Publié par Philippe Lesaffre le - mis à jour à

Christin Hume (unplash)

Les achats de produits d'occasion progressent ces dernières années. La pandémie a accentué ce phénomène, qui touche de nombreux secteurs.

Promouvoir une économie plus circulaire, les Français y sont prêts. En tout cas, si l'on se fie aux études. La dernière en date, par exemple, celle de l'Adème (Les objets d'occasion : surconsommation ou sobriété ?, en collaboration avec l'université Paris Dauphine-PSL et le Crédoc), montre bien que plus de 8 citoyens sur 10 comprennent que le modèle extractiviste et productiviste n'est plus adapté dans un monde aux ressources limitées. 5 personnes interrogées sur 10 plaident pour un boom du réemploi, de la réparation pour éviter d'acheter toujours systématiquement neuf. 3 sur 10 disent même que le modèle dominant (toujours fabriquer et produire plus) est à changer en profondeur.

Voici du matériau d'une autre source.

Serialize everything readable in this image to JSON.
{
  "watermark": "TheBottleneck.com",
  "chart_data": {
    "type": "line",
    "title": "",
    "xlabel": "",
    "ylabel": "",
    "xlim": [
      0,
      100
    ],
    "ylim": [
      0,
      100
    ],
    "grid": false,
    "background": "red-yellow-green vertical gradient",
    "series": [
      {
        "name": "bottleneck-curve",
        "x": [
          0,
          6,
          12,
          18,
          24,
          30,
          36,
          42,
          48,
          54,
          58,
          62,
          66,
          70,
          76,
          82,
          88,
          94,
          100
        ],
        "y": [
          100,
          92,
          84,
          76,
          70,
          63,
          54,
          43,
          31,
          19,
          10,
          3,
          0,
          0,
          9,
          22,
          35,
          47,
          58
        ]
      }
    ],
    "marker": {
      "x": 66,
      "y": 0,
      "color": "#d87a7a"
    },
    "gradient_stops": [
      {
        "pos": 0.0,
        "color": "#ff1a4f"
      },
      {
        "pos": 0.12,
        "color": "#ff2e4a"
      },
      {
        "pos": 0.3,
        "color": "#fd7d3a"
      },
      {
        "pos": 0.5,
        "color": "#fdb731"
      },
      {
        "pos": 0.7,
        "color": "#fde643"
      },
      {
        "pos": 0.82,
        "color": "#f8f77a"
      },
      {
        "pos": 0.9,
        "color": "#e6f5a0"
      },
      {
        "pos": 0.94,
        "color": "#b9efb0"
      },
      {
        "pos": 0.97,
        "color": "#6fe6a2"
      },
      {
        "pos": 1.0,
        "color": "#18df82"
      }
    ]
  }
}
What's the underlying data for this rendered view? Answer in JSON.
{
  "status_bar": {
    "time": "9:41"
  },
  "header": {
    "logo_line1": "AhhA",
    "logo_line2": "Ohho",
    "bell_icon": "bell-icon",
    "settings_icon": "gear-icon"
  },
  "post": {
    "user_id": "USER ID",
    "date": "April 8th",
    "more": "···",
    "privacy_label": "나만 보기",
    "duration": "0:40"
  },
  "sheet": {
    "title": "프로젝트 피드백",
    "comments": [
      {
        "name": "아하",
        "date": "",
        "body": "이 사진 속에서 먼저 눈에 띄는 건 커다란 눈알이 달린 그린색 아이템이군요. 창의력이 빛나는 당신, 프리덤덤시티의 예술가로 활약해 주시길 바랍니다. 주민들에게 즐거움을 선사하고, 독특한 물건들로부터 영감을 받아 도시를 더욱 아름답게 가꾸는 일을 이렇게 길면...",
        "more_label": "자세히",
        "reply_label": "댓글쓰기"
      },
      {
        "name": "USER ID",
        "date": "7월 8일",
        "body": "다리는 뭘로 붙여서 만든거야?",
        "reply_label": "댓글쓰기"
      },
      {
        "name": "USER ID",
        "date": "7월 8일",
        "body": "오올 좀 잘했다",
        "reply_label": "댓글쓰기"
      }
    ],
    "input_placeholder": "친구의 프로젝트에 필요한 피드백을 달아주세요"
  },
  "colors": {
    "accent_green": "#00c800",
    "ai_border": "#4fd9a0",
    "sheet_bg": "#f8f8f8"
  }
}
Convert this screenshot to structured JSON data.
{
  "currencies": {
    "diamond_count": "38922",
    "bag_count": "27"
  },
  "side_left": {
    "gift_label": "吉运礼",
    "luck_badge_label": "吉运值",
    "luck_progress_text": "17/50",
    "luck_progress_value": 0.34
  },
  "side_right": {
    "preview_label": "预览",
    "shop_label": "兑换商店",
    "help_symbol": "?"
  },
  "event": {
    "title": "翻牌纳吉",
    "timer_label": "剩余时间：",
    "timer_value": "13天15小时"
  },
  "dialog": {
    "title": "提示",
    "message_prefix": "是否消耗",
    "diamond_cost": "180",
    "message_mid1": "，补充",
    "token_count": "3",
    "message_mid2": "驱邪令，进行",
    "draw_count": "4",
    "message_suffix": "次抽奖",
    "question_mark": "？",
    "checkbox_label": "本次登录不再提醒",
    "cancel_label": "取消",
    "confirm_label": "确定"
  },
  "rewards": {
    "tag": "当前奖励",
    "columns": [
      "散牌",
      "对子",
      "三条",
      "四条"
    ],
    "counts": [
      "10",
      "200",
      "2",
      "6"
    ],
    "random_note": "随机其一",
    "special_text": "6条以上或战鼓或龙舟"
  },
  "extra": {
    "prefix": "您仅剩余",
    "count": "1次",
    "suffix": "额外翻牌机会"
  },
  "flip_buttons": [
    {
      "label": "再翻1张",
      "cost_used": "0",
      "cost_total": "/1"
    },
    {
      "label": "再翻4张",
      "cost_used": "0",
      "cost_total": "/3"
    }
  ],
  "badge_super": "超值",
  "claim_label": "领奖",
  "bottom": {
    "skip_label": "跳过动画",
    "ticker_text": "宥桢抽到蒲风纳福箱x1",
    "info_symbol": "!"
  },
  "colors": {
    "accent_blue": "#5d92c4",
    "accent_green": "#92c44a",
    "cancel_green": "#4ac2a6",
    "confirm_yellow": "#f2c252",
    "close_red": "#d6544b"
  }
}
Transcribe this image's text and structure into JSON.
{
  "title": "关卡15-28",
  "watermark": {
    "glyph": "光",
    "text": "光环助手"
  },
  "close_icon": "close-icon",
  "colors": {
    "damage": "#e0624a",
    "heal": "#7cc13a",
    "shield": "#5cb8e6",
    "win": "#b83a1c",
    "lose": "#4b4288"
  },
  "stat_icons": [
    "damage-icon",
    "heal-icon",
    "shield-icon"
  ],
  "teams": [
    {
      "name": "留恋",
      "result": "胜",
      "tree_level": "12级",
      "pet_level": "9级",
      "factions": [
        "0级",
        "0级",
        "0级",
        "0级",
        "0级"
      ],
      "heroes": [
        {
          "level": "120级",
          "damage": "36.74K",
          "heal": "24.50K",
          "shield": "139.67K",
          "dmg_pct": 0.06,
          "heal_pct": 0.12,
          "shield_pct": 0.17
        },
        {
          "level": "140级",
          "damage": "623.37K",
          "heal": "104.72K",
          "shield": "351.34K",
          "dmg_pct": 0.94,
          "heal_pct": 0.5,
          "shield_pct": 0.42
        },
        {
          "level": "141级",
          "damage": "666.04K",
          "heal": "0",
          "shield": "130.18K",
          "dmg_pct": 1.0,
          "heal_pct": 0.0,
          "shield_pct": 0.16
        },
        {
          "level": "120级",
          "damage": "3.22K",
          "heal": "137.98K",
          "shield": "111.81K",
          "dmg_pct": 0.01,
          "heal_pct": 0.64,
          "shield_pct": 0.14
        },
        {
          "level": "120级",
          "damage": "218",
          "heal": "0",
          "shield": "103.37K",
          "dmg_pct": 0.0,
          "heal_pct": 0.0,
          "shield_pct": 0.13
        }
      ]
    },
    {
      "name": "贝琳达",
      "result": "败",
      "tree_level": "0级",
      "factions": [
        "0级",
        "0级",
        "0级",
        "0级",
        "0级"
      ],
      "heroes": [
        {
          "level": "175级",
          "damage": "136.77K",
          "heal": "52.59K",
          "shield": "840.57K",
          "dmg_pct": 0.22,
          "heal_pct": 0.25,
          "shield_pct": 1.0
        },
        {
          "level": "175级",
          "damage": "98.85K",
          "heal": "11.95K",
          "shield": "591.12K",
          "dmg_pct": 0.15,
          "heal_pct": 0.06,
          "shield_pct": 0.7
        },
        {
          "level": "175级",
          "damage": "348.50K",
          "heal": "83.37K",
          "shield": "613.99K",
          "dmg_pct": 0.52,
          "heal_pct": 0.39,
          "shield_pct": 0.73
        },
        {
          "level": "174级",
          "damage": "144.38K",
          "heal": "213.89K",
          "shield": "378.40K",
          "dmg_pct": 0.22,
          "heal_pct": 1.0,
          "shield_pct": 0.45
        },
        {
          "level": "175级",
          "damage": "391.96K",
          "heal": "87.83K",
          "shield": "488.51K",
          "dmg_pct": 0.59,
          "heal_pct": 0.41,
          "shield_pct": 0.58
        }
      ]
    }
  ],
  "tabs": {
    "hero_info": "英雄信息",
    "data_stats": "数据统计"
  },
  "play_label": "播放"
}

Entre 2009 et 2018, la proportion des Français qui achètent d'occasion est passée de 25 à 48 %. La raison : le boom de plateformes spécialisées comme Vinted. Le confinement, rappelle l'Adème, a accentué le phénomène de la vente en ligne de produits de seconde main. Le secteur de la mode est de plus en plus concerné, si nous prenons cet exemple.

Acheter d'occasion et surconsommer

D'après l'Adème, 54 % des personnes questionnées déclarent qu'acheter d'occasion est dorénavant « la norme ». 9 sur 10 sont de l'avis que c'est "une pratique bénéfique à l'environnement" (la fabrication de biens est une activité polluante), et agir de la sorte est presque une source de fierté, pour beaucoup. Car cela permet notamment de moins gaspiller... Et, pourquoi pas, c'est une manière de se procurer des biens de bonne qualité (ce serait trop cher si c'était neuf).

Naturellement, la motivation économique reste dominante. Logique. Acheter d'occasion, c'est, pour plus de 8 Français sur 10, une manière de dépenser moins ; Utile pour « s'offrir plus de loisirs ». L'étude le montre, beaucoup (6 personnes sur 10) se « promènent » sur les sites de vente sans projets précis d'achat. D'autres achètent car ils s'ennuient. Beaucoup, révèle le rapport, achètent tant neuf que d'occasion.

En clair : la présence de produits non neufs en quantité leur permet d'acheter tout simplement plus. Ce qui signifie qu'on n'est pas nécessairement dans une logique de... sobriété, de « moins ». Ce sont les mots employés par l'Adème. Qui conclut, dans un communiqué de presse datant de fin janvier 2023 : "Il y a un enjeu à faire progresser la part d'achats d'occasion dans les habitudes... tout en évitant la surconsommation. »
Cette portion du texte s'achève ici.